Ah, waktu. Andai ia berwujud, maka akulah
orang pertama yang akan datang padanya, menuntut padanya. Aku akan minta ia
mengembalikan usia kedua orang tuaku, masa muda Bapak dan Ibuku, sahabat masa
kecilku, desa dan parit-parit tempat kami berenang, hutan belukar tempat kami
bermain petak umpet, dan ladang-ladang jagung tempat kami berlarian bersama
angin.
Ah, waktu yang begitu kejam tanpa belas
kasihan. Tapi setidaknya ada satu hal yang aku sukai darimu, adalah karena
engkau mengajarkan kerinduan serta kasih sayang. Karena engkau, aku jadi
merindukan masa kecil, masa lalu, sehingga aku bisa menyayangi sahabat kecilku
dulu dengan tulus. Karena engkau, aku jadi bersemangat mengejar cita-cita,
mengingat umur kedua orang tuaku yang terus merangkak tua.

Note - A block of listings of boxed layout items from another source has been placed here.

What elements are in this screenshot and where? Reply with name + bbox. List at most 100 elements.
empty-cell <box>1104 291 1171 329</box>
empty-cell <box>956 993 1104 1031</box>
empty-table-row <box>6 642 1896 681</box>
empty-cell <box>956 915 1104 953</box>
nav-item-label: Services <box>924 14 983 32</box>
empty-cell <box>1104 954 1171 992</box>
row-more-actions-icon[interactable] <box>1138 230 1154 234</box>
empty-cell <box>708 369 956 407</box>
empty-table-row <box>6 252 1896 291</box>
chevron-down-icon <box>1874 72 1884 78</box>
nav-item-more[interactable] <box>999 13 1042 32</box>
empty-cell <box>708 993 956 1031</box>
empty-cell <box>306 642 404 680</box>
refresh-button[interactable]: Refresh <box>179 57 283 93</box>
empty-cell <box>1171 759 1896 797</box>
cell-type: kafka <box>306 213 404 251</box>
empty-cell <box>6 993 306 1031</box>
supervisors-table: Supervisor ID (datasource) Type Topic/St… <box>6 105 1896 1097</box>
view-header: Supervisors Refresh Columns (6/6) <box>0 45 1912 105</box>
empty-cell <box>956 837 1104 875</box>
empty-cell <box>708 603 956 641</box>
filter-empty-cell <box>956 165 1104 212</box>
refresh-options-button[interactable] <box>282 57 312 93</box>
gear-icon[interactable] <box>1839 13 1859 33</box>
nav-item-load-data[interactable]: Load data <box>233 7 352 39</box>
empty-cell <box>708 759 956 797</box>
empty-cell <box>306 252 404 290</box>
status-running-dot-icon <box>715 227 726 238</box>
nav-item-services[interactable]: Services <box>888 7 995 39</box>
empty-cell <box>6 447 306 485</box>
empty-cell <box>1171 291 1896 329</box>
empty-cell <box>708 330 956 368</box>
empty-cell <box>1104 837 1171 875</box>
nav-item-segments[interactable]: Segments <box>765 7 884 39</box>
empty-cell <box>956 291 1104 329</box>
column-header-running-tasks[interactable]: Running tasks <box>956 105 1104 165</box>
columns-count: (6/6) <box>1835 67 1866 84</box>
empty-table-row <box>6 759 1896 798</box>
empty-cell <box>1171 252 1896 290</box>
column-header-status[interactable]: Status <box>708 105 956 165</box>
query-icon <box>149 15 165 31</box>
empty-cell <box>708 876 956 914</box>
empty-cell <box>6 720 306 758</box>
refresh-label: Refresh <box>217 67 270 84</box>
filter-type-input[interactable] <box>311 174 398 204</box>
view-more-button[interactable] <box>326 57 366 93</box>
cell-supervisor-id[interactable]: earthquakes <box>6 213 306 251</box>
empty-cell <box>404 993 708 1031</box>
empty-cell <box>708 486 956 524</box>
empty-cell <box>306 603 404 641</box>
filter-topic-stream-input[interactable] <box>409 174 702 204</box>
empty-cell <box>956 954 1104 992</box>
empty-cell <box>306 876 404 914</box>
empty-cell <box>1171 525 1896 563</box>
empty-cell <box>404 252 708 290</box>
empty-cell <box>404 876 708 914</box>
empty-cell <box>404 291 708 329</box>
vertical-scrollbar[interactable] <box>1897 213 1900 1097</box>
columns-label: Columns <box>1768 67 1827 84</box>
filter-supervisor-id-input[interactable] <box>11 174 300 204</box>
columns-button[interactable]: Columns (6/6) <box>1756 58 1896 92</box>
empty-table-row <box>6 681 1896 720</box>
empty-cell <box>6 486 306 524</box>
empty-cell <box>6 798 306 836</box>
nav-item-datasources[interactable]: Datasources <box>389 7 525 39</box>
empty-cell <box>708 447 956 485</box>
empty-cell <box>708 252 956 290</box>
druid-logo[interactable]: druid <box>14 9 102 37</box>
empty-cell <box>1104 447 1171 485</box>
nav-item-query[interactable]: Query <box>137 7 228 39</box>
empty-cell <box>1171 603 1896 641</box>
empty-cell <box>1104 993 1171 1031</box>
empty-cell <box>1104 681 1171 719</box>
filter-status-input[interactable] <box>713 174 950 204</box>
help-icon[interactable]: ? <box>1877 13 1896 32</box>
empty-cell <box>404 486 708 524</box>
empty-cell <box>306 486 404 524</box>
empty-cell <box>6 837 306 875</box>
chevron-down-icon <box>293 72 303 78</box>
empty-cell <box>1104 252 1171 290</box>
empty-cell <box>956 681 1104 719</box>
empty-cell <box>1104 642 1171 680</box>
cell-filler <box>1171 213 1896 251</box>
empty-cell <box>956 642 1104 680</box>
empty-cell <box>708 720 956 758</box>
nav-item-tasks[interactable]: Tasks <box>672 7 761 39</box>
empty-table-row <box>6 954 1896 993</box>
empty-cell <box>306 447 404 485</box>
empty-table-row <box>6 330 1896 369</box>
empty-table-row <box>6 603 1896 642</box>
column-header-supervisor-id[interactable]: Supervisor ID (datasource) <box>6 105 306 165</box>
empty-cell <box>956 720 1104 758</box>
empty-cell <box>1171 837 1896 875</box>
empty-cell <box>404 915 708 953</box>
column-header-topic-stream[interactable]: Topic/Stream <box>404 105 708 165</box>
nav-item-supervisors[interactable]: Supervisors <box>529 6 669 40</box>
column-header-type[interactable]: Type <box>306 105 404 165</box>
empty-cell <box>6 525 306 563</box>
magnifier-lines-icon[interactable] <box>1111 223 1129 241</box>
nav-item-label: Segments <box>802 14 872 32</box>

Saat ini, aku hanya ingin menikmati
apa-apa yang telah disisakan oleh waktu di tempat ini. Aku kembali ke pesantren
tempatku dulu belajar. Setidaknya, jika aku merindukan sahabat-sahabatku dulu,
masih ada menara Masjid yang bisa dipandangi, juga rumpun bougenville di
samping asrama. Dua hal yang dulu kucintai, tidak berubah, dan kini juga masih
kucintai.
Ini adalah kembali yang tidak kuharapkan,
tidak kuangan-angankan. Bagiku, kembali ke sini adalah mimpi.
Entahlah. Apakah ia mimpi baik atau buruk.
Selama ini aku selalu ketakutan ketika
membayangkan kembali ke sini. Karena itu pula aku selalu menunda pengabdian. Kala
itu aku tidak sanggup menyaksikan sisa-sisa masa laluku—masa remajaku—di tempat
ini.
Tapi inilah hidup. Jika Allah menghendaki
sesuatu, maka sejauh apapun kaki kita melangkah, Dia akan membawa ke titik
awal.
Ini adalah tanggung jawabku, hutangku...
Mau tidak mau, suka tidak suka, pahit atau manis, hutang tetaplah menuntut
bayarannya. Jika tidak sanggup melunasi di dunia, maka di akhirat pun akan
tetap kita lunasi dengan azab yang pedih.
Sekarang, aku akan belajar menikmati
hari-hariku sebagai pengajar. Suatu kegiatan yang selama ini sama sekali tidak
ada dalam benakku. Di antara sekian banyak kekuranganku, salah satunya adalah
aku tidak pandai bergaul akrab dengan sembarang orang. Karena itulah aku takut
murid-murid tidak menyukaiku. Aku takut mereka bosan dengan penjelasanku. Dan karena
itu pula, aku tidak pernah bermimpi menjadi seorang pengajar.
Namun apapun yang terjadi, takdir apapun
yang menimpa dirimu, insyaAllah semua ada hikmahnya. Percaya bahwa rencana
Allah swt jauh lebih baik dari rencanamu.
Kalau ingat masa lalu, rasanya ingin nangis, Mbak. Ada rasa haru dan nggak nyangka. Begitu cepat waktu berlalu rasanya.